Natural disasters and climatic changes
Another environmental risk factor that leads to severe human health issues is natural disasters along with climatic change. In fact, according to The National Environmental Health Association, climatic change is the topmost threat to human health these days. Climate change is melting years old permafrost leaving humans vulnerable to contracting unknown fatal viruses and diseases. Moreover, climatic change and natural disasters disrupt the natural world order, resulting in more frequent, heavier rains and temperature increases.
As a result, due to climatic changes, humans are at a higher risk of developing health issues such as Lyme disease, West Nile virus, dengue fever, malaria, and much more. Furthermore, natural disasters such as hurricanes and typhoons result in health problems such as viral hepatitis, diarrhea, cutaneous mucormycosis, and tetanus. However, these diseases usually develop in individuals who have a compromised immune system.
Degraded water quality and sanitation services
According to the CDC, more than seven hundred and eight million people don’t have access to water sources. On the other hand, the report also suggests that eight hundred and eighty-four million people don’t have access to drinking water at all. Moreover, around a third of the entire world doesn’t have access to proper sanitation services.
Such a thing has profound health implications. Every day, hundreds of children lose their lives because of degraded water quality. It all stems from lack of access to proper sanitation and water treatment services, dumping industrial waste into water, or outdated plumbing infrastructure. Consequently, this can lead to hepatitis A and E, giardiasis, cholera, Naegleria, and much more.
Microbial diseases inside water, soil, and air
Millions of microbes are present in the air, water, soil, and the human body. While the human body contains microbes that help with bodily functions, many found in air, water, and soil are deadly for human health. These microorganisms can infect humans and cause fatal diseases.
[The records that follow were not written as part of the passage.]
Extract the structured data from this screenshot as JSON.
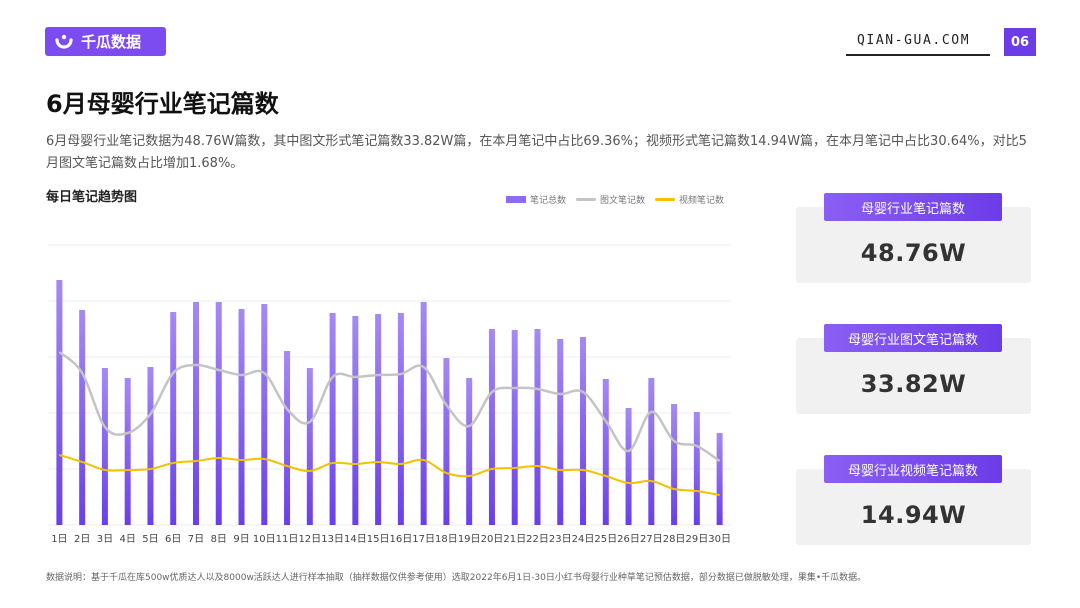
{
  "header": {
    "logo_text": "千瓜数据",
    "site": "QIAN-GUA.COM",
    "page_number": "06",
    "brand_color": "#6c3ce8"
  },
  "title": "6月母婴行业笔记篇数",
  "description": "6月母婴行业笔记数据为48.76W篇数，其中图文形式笔记篇数33.82W篇，在本月笔记中占比69.36%；视频形式笔记篇数14.94W篇，在本月笔记中占比30.64%，对比5月图文笔记篇数占比增加1.68%。",
  "chart_title": "每日笔记趋势图",
  "cards": [
    {
      "label": "母婴行业笔记篇数",
      "value": "48.76W"
    },
    {
      "label": "母婴行业图文笔记篇数",
      "value": "33.82W"
    },
    {
      "label": "母婴行业视频笔记篇数",
      "value": "14.94W"
    }
  ],
  "footnote": "数据说明：基于千瓜在库500w优质达人以及8000w活跃达人进行样本抽取（抽样数据仅供参考使用）选取2022年6月1日-30日小红书母婴行业种草笔记预估数据，部分数据已做脱敏处理，果集•千瓜数据。",
  "chart_data": {
    "type": "bar",
    "categories": [
      "1日",
      "2日",
      "3日",
      "4日",
      "5日",
      "6日",
      "7日",
      "8日",
      "9日",
      "10日",
      "11日",
      "12日",
      "13日",
      "14日",
      "15日",
      "16日",
      "17日",
      "18日",
      "19日",
      "20日",
      "21日",
      "22日",
      "23日",
      "24日",
      "25日",
      "26日",
      "27日",
      "28日",
      "29日",
      "30日"
    ],
    "series": [
      {
        "name": "笔记总数",
        "kind": "bar",
        "color": "#7b55ee",
        "values": [
          245,
          215,
          157,
          147,
          158,
          213,
          223,
          223,
          216,
          221,
          174,
          157,
          212,
          209,
          211,
          212,
          223,
          167,
          147,
          196,
          195,
          196,
          186,
          188,
          146,
          117,
          147,
          121,
          113,
          92
        ]
      },
      {
        "name": "图文笔记数",
        "kind": "line",
        "color": "#c4c4c4",
        "values": [
          173,
          152,
          98,
          92,
          111,
          152,
          160,
          155,
          150,
          152,
          116,
          103,
          148,
          148,
          150,
          151,
          158,
          120,
          99,
          133,
          137,
          136,
          131,
          133,
          104,
          74,
          113,
          84,
          79,
          64
        ]
      },
      {
        "name": "视频笔记数",
        "kind": "line",
        "color": "#f2c200",
        "values": [
          70,
          63,
          55,
          55,
          56,
          62,
          64,
          67,
          65,
          66,
          59,
          54,
          62,
          61,
          63,
          61,
          65,
          52,
          49,
          56,
          57,
          59,
          55,
          55,
          49,
          42,
          44,
          36,
          34,
          30
        ]
      }
    ],
    "ylim": [
      0,
      280
    ],
    "grid": true,
    "legend": "top-right"
  }
}
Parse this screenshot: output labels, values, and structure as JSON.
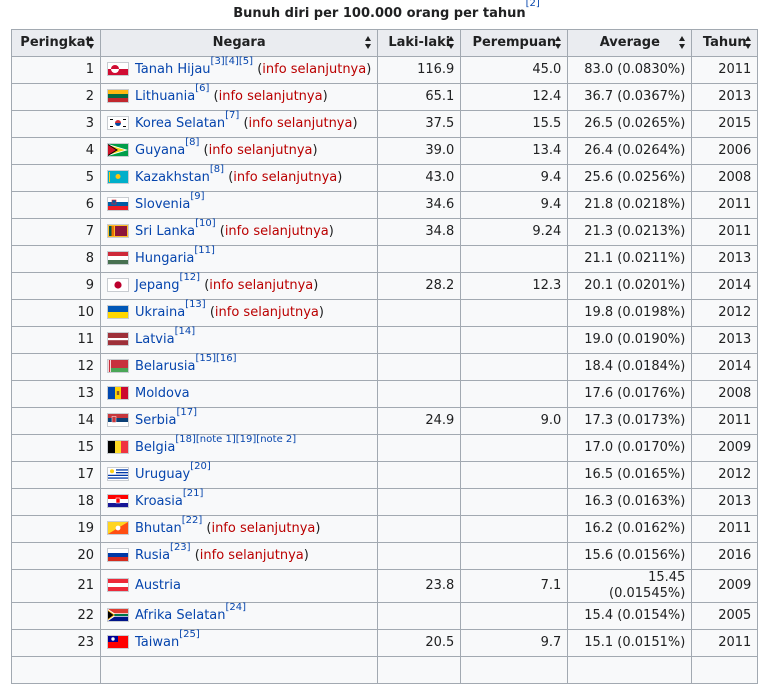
{
  "caption": {
    "text": "Bunuh diri per 100.000 orang per tahun",
    "ref": "[2]"
  },
  "columns": [
    "Peringkat",
    "Negara",
    "Laki-laki",
    "Perempuan",
    "Average",
    "Tahun"
  ],
  "info_text": "info selanjutnya",
  "rows": [
    {
      "rank": "1",
      "country": "Tanah Hijau",
      "refs": "[3][4][5]",
      "info": true,
      "male": "116.9",
      "female": "45.0",
      "avg": "83.0 (0.0830%)",
      "year": "2011",
      "flag": "greenland-flag"
    },
    {
      "rank": "2",
      "country": "Lithuania",
      "refs": "[6]",
      "info": true,
      "male": "65.1",
      "female": "12.4",
      "avg": "36.7 (0.0367%)",
      "year": "2013",
      "flag": "lithuania-flag"
    },
    {
      "rank": "3",
      "country": "Korea Selatan",
      "refs": "[7]",
      "info": true,
      "male": "37.5",
      "female": "15.5",
      "avg": "26.5 (0.0265%)",
      "year": "2015",
      "flag": "south-korea-flag"
    },
    {
      "rank": "4",
      "country": "Guyana",
      "refs": "[8]",
      "info": true,
      "male": "39.0",
      "female": "13.4",
      "avg": "26.4 (0.0264%)",
      "year": "2006",
      "flag": "guyana-flag"
    },
    {
      "rank": "5",
      "country": "Kazakhstan",
      "refs": "[8]",
      "info": true,
      "male": "43.0",
      "female": "9.4",
      "avg": "25.6 (0.0256%)",
      "year": "2008",
      "flag": "kazakhstan-flag"
    },
    {
      "rank": "6",
      "country": "Slovenia",
      "refs": "[9]",
      "info": false,
      "male": "34.6",
      "female": "9.4",
      "avg": "21.8 (0.0218%)",
      "year": "2011",
      "flag": "slovenia-flag"
    },
    {
      "rank": "7",
      "country": "Sri Lanka",
      "refs": "[10]",
      "info": true,
      "male": "34.8",
      "female": "9.24",
      "avg": "21.3 (0.0213%)",
      "year": "2011",
      "flag": "sri-lanka-flag"
    },
    {
      "rank": "8",
      "country": "Hungaria",
      "refs": "[11]",
      "info": false,
      "male": "",
      "female": "",
      "avg": "21.1 (0.0211%)",
      "year": "2013",
      "flag": "hungary-flag"
    },
    {
      "rank": "9",
      "country": "Jepang",
      "refs": "[12]",
      "info": true,
      "male": "28.2",
      "female": "12.3",
      "avg": "20.1 (0.0201%)",
      "year": "2014",
      "flag": "japan-flag"
    },
    {
      "rank": "10",
      "country": "Ukraina",
      "refs": "[13]",
      "info": true,
      "male": "",
      "female": "",
      "avg": "19.8 (0.0198%)",
      "year": "2012",
      "flag": "ukraine-flag"
    },
    {
      "rank": "11",
      "country": "Latvia",
      "refs": "[14]",
      "info": false,
      "male": "",
      "female": "",
      "avg": "19.0 (0.0190%)",
      "year": "2013",
      "flag": "latvia-flag"
    },
    {
      "rank": "12",
      "country": "Belarusia",
      "refs": "[15][16]",
      "info": false,
      "male": "",
      "female": "",
      "avg": "18.4 (0.0184%)",
      "year": "2014",
      "flag": "belarus-flag"
    },
    {
      "rank": "13",
      "country": "Moldova",
      "refs": "",
      "info": false,
      "male": "",
      "female": "",
      "avg": "17.6 (0.0176%)",
      "year": "2008",
      "flag": "moldova-flag"
    },
    {
      "rank": "14",
      "country": "Serbia",
      "refs": "[17]",
      "info": false,
      "male": "24.9",
      "female": "9.0",
      "avg": "17.3 (0.0173%)",
      "year": "2011",
      "flag": "serbia-flag"
    },
    {
      "rank": "15",
      "country": "Belgia",
      "refs": "[18][note 1][19][note 2]",
      "info": false,
      "male": "",
      "female": "",
      "avg": "17.0 (0.0170%)",
      "year": "2009",
      "flag": "belgium-flag"
    },
    {
      "rank": "17",
      "country": "Uruguay",
      "refs": "[20]",
      "info": false,
      "male": "",
      "female": "",
      "avg": "16.5 (0.0165%)",
      "year": "2012",
      "flag": "uruguay-flag"
    },
    {
      "rank": "18",
      "country": "Kroasia",
      "refs": "[21]",
      "info": false,
      "male": "",
      "female": "",
      "avg": "16.3 (0.0163%)",
      "year": "2013",
      "flag": "croatia-flag"
    },
    {
      "rank": "19",
      "country": "Bhutan",
      "refs": "[22]",
      "info": true,
      "male": "",
      "female": "",
      "avg": "16.2 (0.0162%)",
      "year": "2011",
      "flag": "bhutan-flag"
    },
    {
      "rank": "20",
      "country": "Rusia",
      "refs": "[23]",
      "info": true,
      "male": "",
      "female": "",
      "avg": "15.6 (0.0156%)",
      "year": "2016",
      "flag": "russia-flag"
    },
    {
      "rank": "21",
      "country": "Austria",
      "refs": "",
      "info": false,
      "male": "23.8",
      "female": "7.1",
      "avg": "15.45 (0.01545%)",
      "year": "2009",
      "flag": "austria-flag"
    },
    {
      "rank": "22",
      "country": "Afrika Selatan",
      "refs": "[24]",
      "info": false,
      "male": "",
      "female": "",
      "avg": "15.4 (0.0154%)",
      "year": "2005",
      "flag": "south-africa-flag"
    },
    {
      "rank": "23",
      "country": "Taiwan",
      "refs": "[25]",
      "info": false,
      "male": "20.5",
      "female": "9.7",
      "avg": "15.1 (0.0151%)",
      "year": "2011",
      "flag": "taiwan-flag"
    }
  ]
}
Take the example of E. Coli. It is a dangerous bacteria found in food and the environment. Once contracted, it can cause urinary tract infections, respiratory issues, and death if you develop sepsis. Moreover, the soil and air contain other deadly microbes that can cause botulism and tetanus if inhaled through the air or ingested.
In the end, you cannot manage environmental health factors on an individual level. To combat the health risks they present, it requires programs, policies, and laws at the international, federal, and local levels.
That said, there are numerous things individuals can do to protect themselves from the environmental health factors mentioned above to live a long prosperous life. For instance, you can switch to remote work to reduce air pollution. Or, install a water filtration unit inside your home to access clean, drinkable water. In the end, it is all about taking the initiative, and now is the time to do so.